As to the FY2020 NDAA, all that has survived from Senator Reed’s push for United States pullback from Yemen is this: “the conference report prohibits aerial refueling of Saudi-led coalition aircraft participating in the civil war in Yemen, codifying current DOD policy in statue, and requires additional reporting on harm to Yemeni civilians resulting from military action by the Houthis and Saudi-led coalition.”

In their executive summary, released when the on May 22, 2019, the US Senate Armed Services Committee voted the FY202 NDAA out of committee, Senators Jim Inhofe and Jack Reed complained that “underfunding, and budgetary instability have harmed our military readiness and dulled our combat edge.” It takes considerable mental gymnastics to reconcile this oft-repeated charge with the actual, ever-increasing war spending over the last seven decades.

Over the last two decades, war spending has added up to about $18 trillion. It’s instructive to compare this number to the $5 trillion it would take to replace the old, dirty, creaky US electric grid.

Verifying this $5 trillion estimate is easy. The United States uses about 100 Quads of energy per year. That corresponds to an average power consumption of about 3500 gigawatts. A gigawatt power plant costs roughly $1 billion. There’s $3.5 trillion with $1.5 trillion left in change for “cost overruns.”

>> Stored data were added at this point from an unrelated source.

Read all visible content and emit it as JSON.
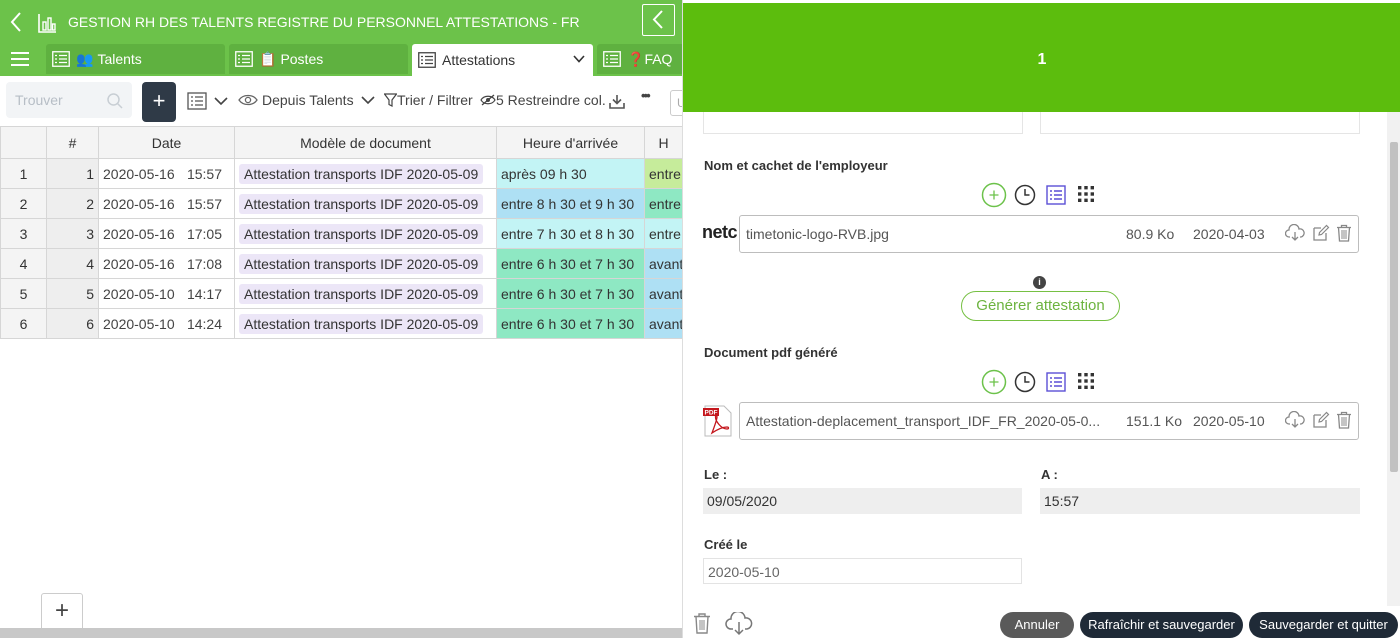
{
  "app": {
    "title": "GESTION RH DES TALENTS REGISTRE DU PERSONNEL ATTESTATIONS - FR",
    "tabs": [
      {
        "label": "Talents",
        "emoji": "👥",
        "active": false
      },
      {
        "label": "Postes",
        "emoji": "📋",
        "active": false
      },
      {
        "label": "Attestations",
        "emoji": "",
        "active": true
      },
      {
        "label": "FAQ",
        "emoji": "❓",
        "active": false
      }
    ]
  },
  "toolbar": {
    "search_placeholder": "Trouver",
    "add_label": "+",
    "from_label": "Depuis Talents",
    "sort_filter_label": "Trier / Filtrer",
    "restrict_label": "5 Restreindre col.",
    "more_label": "•••",
    "truncated_label": "U"
  },
  "grid": {
    "columns": [
      "#",
      "Date",
      "Modèle de document",
      "Heure d'arrivée",
      "H"
    ],
    "rows": [
      {
        "rownum": "1",
        "idx": "1",
        "date": "2020-05-16",
        "time": "15:57",
        "model": "Attestation transports IDF 2020-05-09",
        "arrival": "après 09 h 30",
        "arrival_color": "c-cyan",
        "next": "entre",
        "next_color": "c-lime"
      },
      {
        "rownum": "2",
        "idx": "2",
        "date": "2020-05-16",
        "time": "15:57",
        "model": "Attestation transports IDF 2020-05-09",
        "arrival": "entre 8 h 30 et 9 h 30",
        "arrival_color": "c-blue",
        "next": "entre",
        "next_color": "c-teal"
      },
      {
        "rownum": "3",
        "idx": "3",
        "date": "2020-05-16",
        "time": "17:05",
        "model": "Attestation transports IDF 2020-05-09",
        "arrival": "entre 7 h 30 et 8 h 30",
        "arrival_color": "c-cyan",
        "next": "entre",
        "next_color": "c-cyan"
      },
      {
        "rownum": "4",
        "idx": "4",
        "date": "2020-05-16",
        "time": "17:08",
        "model": "Attestation transports IDF 2020-05-09",
        "arrival": "entre 6 h 30 et 7 h 30",
        "arrival_color": "c-teal",
        "next": "avant",
        "next_color": "c-lblue"
      },
      {
        "rownum": "5",
        "idx": "5",
        "date": "2020-05-10",
        "time": "14:17",
        "model": "Attestation transports IDF 2020-05-09",
        "arrival": "entre 6 h 30 et 7 h 30",
        "arrival_color": "c-teal",
        "next": "avant",
        "next_color": "c-lblue"
      },
      {
        "rownum": "6",
        "idx": "6",
        "date": "2020-05-10",
        "time": "14:24",
        "model": "Attestation transports IDF 2020-05-09",
        "arrival": "entre 6 h 30 et 7 h 30",
        "arrival_color": "c-teal",
        "next": "avant",
        "next_color": "c-lblue"
      }
    ],
    "add_row_label": "+"
  },
  "panel": {
    "header_title": "1",
    "employer_section": {
      "label": "Nom et cachet de l'employeur",
      "thumb_text": "netc",
      "file_name": "timetonic-logo-RVB.jpg",
      "file_size": "80.9 Ko",
      "file_date": "2020-04-03"
    },
    "generate_button": "Générer attestation",
    "pdf_section": {
      "label": "Document pdf généré",
      "file_name": "Attestation-deplacement_transport_IDF_FR_2020-05-0...",
      "file_size": "151.1 Ko",
      "file_date": "2020-05-10"
    },
    "le_label": "Le :",
    "le_value": "09/05/2020",
    "a_label": "A :",
    "a_value": "15:57",
    "created_label": "Créé le",
    "created_value": "2020-05-10",
    "footer": {
      "cancel": "Annuler",
      "refresh_save": "Rafraîchir et sauvegarder",
      "save_quit": "Sauvegarder et quitter"
    }
  },
  "colors": {
    "brand_green": "#6cc24a",
    "panel_header_green": "#5cbd0d",
    "dark_button": "#1f2a37",
    "cancel_button": "#5a5a5a"
  }
}
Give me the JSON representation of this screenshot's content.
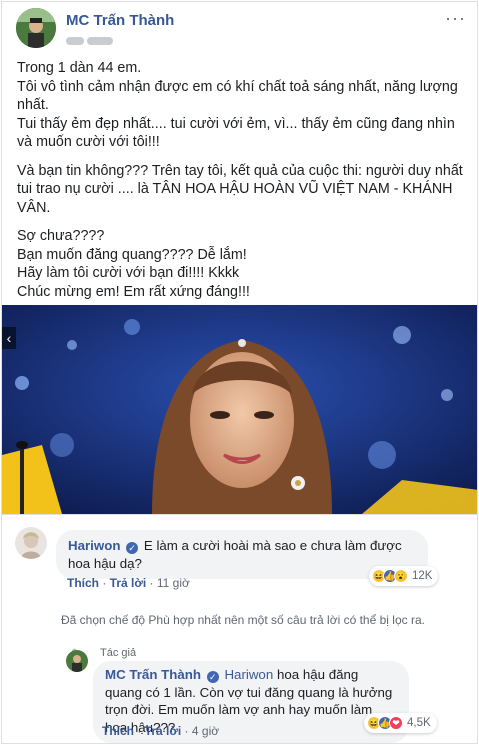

Sadly, Congressman David Cicilline is the only member of the Rhode Island congressional delegation who seems to understand the danger of the mushrooming climate catastrophe. He’s the only one who signed on to the #GreenNewDeal.

Congressman David Cicilline’s #GreenNewDeal statement

There is a lot more to be said, in particular about the establishment of the United States Space Force. Are we on our way back to the 1950s insanity of Freeman Dyson’s Project Orion to blast a  space ship the size of the Empire State building into space propelled by nuclear explosions? Maybe Edward Teller’s “geographical engineering” proposal, aka Project Plowshare, with its natural gas stimulation is something Senator Sheldon Whitehouse should take a serious look at for bipartisan resurrection.